Wildcard *: The star * indicates that you are looking for any word.

  • Example: barak * obama would result in the president's middle name.

“A phrase”: Putting a phrase of words in quotes allows the search engine to search for them as an exact phrase rather than individual words.

  • Example: “global warming” “american medical association”

+ Sign: In some search engines placing the + sign before a word indicates to the search engine that that word must be found in the resulting web pages found. This is sometimes referred to as search math.

  • Example: +Indianapolis +motor +speedway
  • Notice that there is no space between the +sign and the word that follows it, but there is a space between the words themselves.
  • The +sign works the same way as “AND.”

- Sign: Putting a minus – sign in front of a word tells the search engine to omit it from the search. This is sometimes referred to as search math.

  • Example: clowns –rodeo saturn –planet bass -music
  • Notice that there is no space between the -sign and the word that follows it, but there is a space between the words themselves.
  • The –sign works the same way as “NOT.”

| Pipe: The pipe character helps you fine tune your search.
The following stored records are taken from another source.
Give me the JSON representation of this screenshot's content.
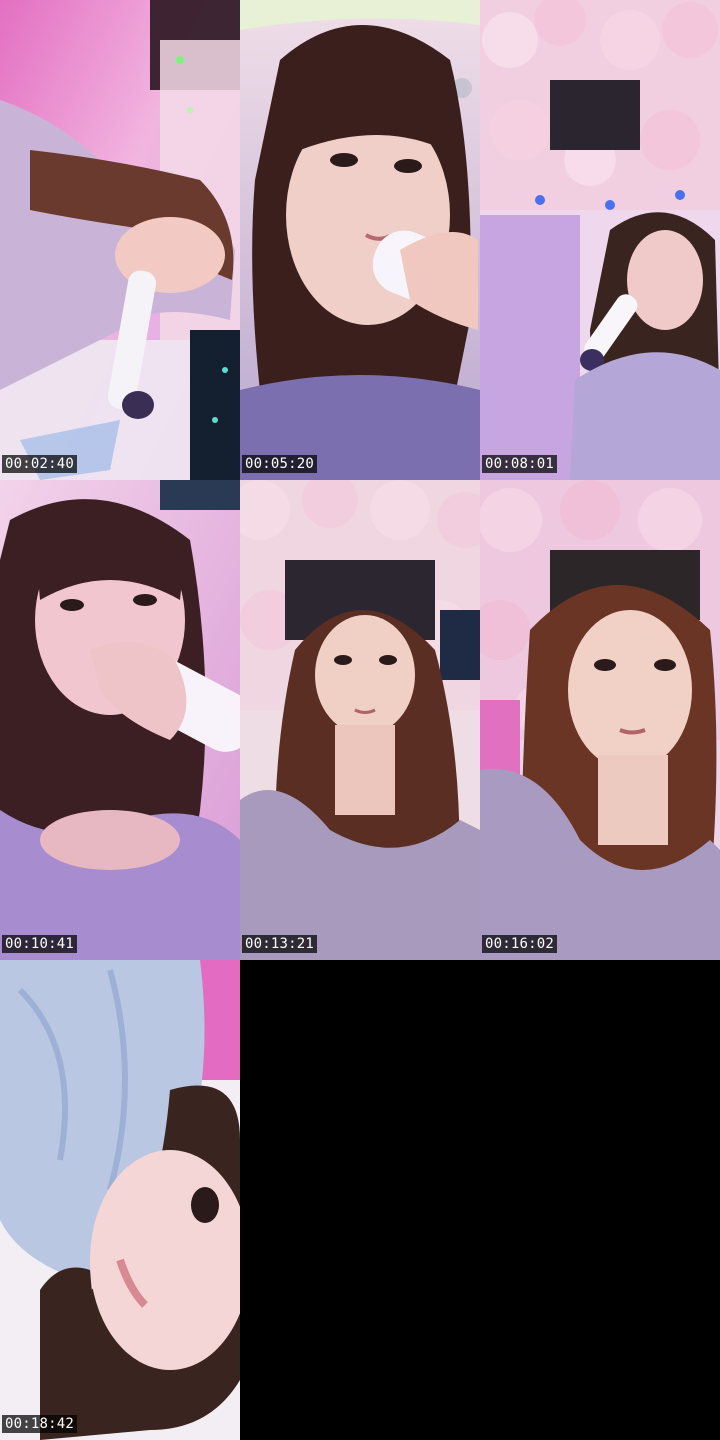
{
  "layout": {
    "columns": 3,
    "rows": 3
  },
  "frames": [
    {
      "timestamp": "00:02:40",
      "scene": "singer-with-microphone-tilted"
    },
    {
      "timestamp": "00:05:20",
      "scene": "singer-closeup-with-microphone"
    },
    {
      "timestamp": "00:08:01",
      "scene": "singer-under-flower-ceiling"
    },
    {
      "timestamp": "00:10:41",
      "scene": "singer-holding-microphone"
    },
    {
      "timestamp": "00:13:21",
      "scene": "singer-under-flower-ceiling"
    },
    {
      "timestamp": "00:16:02",
      "scene": "singer-under-flower-ceiling"
    },
    {
      "timestamp": "00:18:42",
      "scene": "singer-face-with-tulle-fabric"
    }
  ],
  "colors": {
    "background": "#000000",
    "stamp_bg": "#000000",
    "stamp_text": "#ffffff"
  }
}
By placing a pipe character between two keywords or search terms tells the search engine to search for the first term and then search for the second term within the first term’s hits (web pages).
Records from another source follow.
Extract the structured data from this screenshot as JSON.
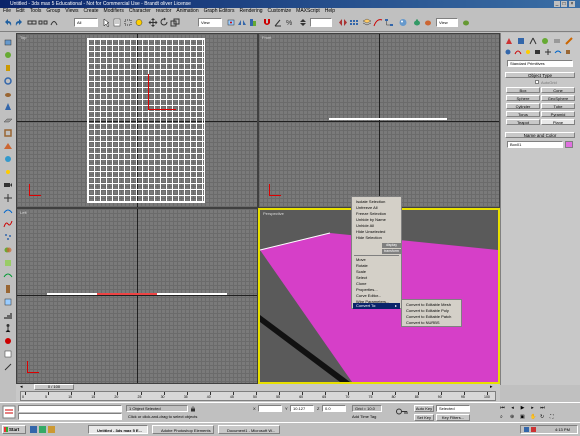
{
  "window": {
    "title": "Untitled - 3ds max 5 Educational - Not for Commercial Use - Brandt oliver License"
  },
  "menu": [
    "File",
    "Edit",
    "Tools",
    "Group",
    "Views",
    "Create",
    "Modifiers",
    "Character",
    "reactor",
    "Animation",
    "Graph Editors",
    "Rendering",
    "Customize",
    "MAXScript",
    "Help"
  ],
  "toolbar": {
    "selection_filter": "All",
    "ref_coord": "View",
    "named_set": "View"
  },
  "viewports": {
    "top": "Top",
    "front": "Front",
    "left": "Left",
    "perspective": "Perspective"
  },
  "cmdpanel": {
    "object_type_selector": "Standard Primitives",
    "object_type_header": "Object Type",
    "autogrid_label": "AutoGrid",
    "buttons": [
      "Box",
      "Cone",
      "Sphere",
      "GeoSphere",
      "Cylinder",
      "Tube",
      "Torus",
      "Pyramid",
      "Teapot",
      "Plane"
    ],
    "name_color_header": "Name and Color",
    "object_name": "Box01",
    "object_color": "#e070e0"
  },
  "context_menu": {
    "items_top": [
      "Isolate Selection",
      "Unfreeze All",
      "Freeze Selection",
      "Unhide by Name",
      "Unhide All",
      "Hide Unselected",
      "Hide Selection"
    ],
    "display_label": "display",
    "transform_label": "transform",
    "items_bottom": [
      "Move",
      "Rotate",
      "Scale",
      "Select",
      "Clone",
      "Properties...",
      "Curve Editor...",
      "Wire Parameters...",
      "Convert To:"
    ],
    "submenu": [
      "Convert to Editable Mesh",
      "Convert to Editable Poly",
      "Convert to Editable Patch",
      "Convert to NURBS"
    ]
  },
  "timeline": {
    "frame_counter": "0 / 100",
    "ticks": [
      "0",
      "5",
      "10",
      "15",
      "20",
      "25",
      "30",
      "35",
      "40",
      "45",
      "50",
      "55",
      "60",
      "65",
      "70",
      "75",
      "80",
      "85",
      "90",
      "95",
      "100"
    ]
  },
  "status": {
    "selection": "1 Object Selected",
    "prompt": "Click or click-and-drag to select objects",
    "x_label": "X",
    "x_value": "",
    "y_label": "Y",
    "y_value": "10.127",
    "z_label": "Z",
    "z_value": "0.0",
    "grid": "Grid = 10.0",
    "add_time_tag": "Add Time Tag",
    "autokey": "Auto Key",
    "autokey_mode": "Selected",
    "setkey": "Set Key",
    "key_filters": "Key Filters..."
  },
  "taskbar": {
    "start": "Start",
    "tasks": [
      "Untitled - 3ds max 5 E...",
      "Adobe Photoshop Elements",
      "Document1 - Microsoft W..."
    ],
    "clock": "4:13 PM"
  }
}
  • Example: saturn|planet saturn|car

Remember the follower general tips as you perform searches:

  • You may use a combination of techniques to perform a search such as “endangered species” –birds
  • Type your keywords in lower case. Most search engines are no longer case sensitive, but to be on the safe side, type in lower case. If you typed your keyword with capital letters in a case sensitive search engine, then it would only search your keyword where it appeared with capital letters such as “Global Warming.” In lower case, the search engine will look for the keyword in lower or upper case. Google is not case sensitive, thus it would look for the following in the same manner: George Washington, george Washington, and GEorGe WasHIngTOn.
  • Always use the ‘Help’ or ‘FAQ’ page of any search engine to find out about its particular search strategies or rules.
  • It is wise to use more than one search engine to do extensive research, because each searches in a different way and will come up with different results. Try:



Search Tips Specific to Google

~ Tilde: Use the tilde in front of your keyword if you want the search engine to search not only your keyword but its synonyms as well.

  • Example: ~fast food

Definitions: In the search window put define:keyword to see definitions of the word.

  • Example: define:porous
  • Note that there are no spaces between words and colon.
  • Normally you will get a list of definitions and their sources.
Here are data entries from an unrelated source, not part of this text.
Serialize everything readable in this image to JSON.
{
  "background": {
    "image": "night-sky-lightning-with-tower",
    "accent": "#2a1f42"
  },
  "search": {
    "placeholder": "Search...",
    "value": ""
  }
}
Related search: Use the related search when you are searching for web pages similar in content.

  • Example: related:www.cnn.com
  • This works like the ‘similar pages’ hyperlink in your list of hits found by the search engine.

Domain search: Google allows you to search within a website for a specific term. Use the search term/keyword followed by the word ‘site’ and then a colon followed by the domain address.

  • Example: housing site:www.bsu.edu
  • This is very helpful if you are trying to find a specific item within an information rich website.

Site search: This is very similar to the domain search where you are trying to find specific pages at specific sites.

  • Example: dolphins site:www.indianapoliszoo.com

Link: Google allows you to perform a link search to determine who is linking to any web page.

  • Example: link:http://rc.k12.in.us
  • This can be useful if you are trying to determine the validity of a website.

intitle or allintitle: Combining these with keywords will indicate to the search engine that it is looking for web pages where the word(s) appear in the title of that page.

  • Example: intitle:hemingway intitle:Apollo allintitle:siberian tiger
  • Note that there is no space between the colon and your keyword.
  • This is a useful tool considering that if your keyword was in the title of the webpage, then it stands to reason that the webpage will probably be about that keyword.

inurl or allinurl: This will allow you to find pages where search terms appear in the url.

  • Example: inurl:zoo allinurl:siberian tiger

Filetype: Google allows you to restrict your search to specific filetypes.

  • Example: “digital camera” filetype:pdf This would help you find the owners manual for a digital camera.
  • “test-taking preparation” filetype:ppt You want to find a powerpoint about ways to prepare for taking a test.
  • holocaust filetype:mov Allows you to find a movie about the holocaust.
  • “n.y. museum of art” filetype:QuickTime VR This would allow you to find a virtual tour of the museum.
  • Hurricanes filetype:xls Allows you to locate tables of data on hurricanes such as their frequency, strength, location, etc.
  • Check out Google for a full list of filetypes that can be searched.